A few years ago, I changed my eating habits when I was diagnosed with high cholesterol. I made a pledge to completely cut fat out of my diet; this lasted for about a month or so, at which time I was waylaid by a deep-dish sausage pizza. Since then, whenever somebody asks me about my cholesterol, I simply cry, “It’s genetic!” and waddle off to the nearest sub shop.
This time I’m watching my caloric intake because my wife is concerned about me dropping dead and leaving her and our two young children without my meager but handy salary. I haven’t come up with a good rebuttal to that one yet, but I’m working on it.
It’s not that I don’t want to be a healthy eater. It’s just that something always seems to get in my way; for instance, my dieting rule that free food does not count. (“If the company’s paying, I’m eating,” I’ve been known to mumble through a mouth full of free Buffalo wings.)
In fact, the only time I really dropped a significant amount of weight was about 10 years ago, when I got desperate and started replacing meals with Slim-Fast shakes. I didn’t make the decision lightly; I doubt I would have done it at all if my plan to replace meals with McDonald’s shakes hadn’t turned out so disastrously.
The saddest part of a Slim-Fast diet is trying to make the shake last for more than a minute and a half.
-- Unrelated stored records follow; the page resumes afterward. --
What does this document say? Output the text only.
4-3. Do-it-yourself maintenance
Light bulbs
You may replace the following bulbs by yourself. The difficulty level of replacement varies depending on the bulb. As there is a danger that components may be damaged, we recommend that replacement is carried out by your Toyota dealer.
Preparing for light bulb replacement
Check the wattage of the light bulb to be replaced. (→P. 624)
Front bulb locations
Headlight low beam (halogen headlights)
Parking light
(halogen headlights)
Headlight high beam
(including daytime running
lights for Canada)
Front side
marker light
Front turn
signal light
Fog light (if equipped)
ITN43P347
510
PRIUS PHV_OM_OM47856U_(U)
It’s pathetic, really; there’s nothing worse than sitting reading the paper, taking baby sips of a French vanilla health shake and pretending that you’re not actually so hungry you would trample a Brownie troop to get to a half-eaten bag of pork rinds.
For several months I felt like there were crickets living in my stomach cavity, but in the end I wound up losing about 25 pounds. Unfortunately, I gained it all back immediately upon eating one cheese ball, but that’s neither here nor there. The fact remains that for a brief, shining moment, my pants fit.
So for the last day and a half, I’ve been back on the Slim-Fast. The flavor’s different this time – artificial strawberries ‘n’ cream, mmm! – but the goal is the same.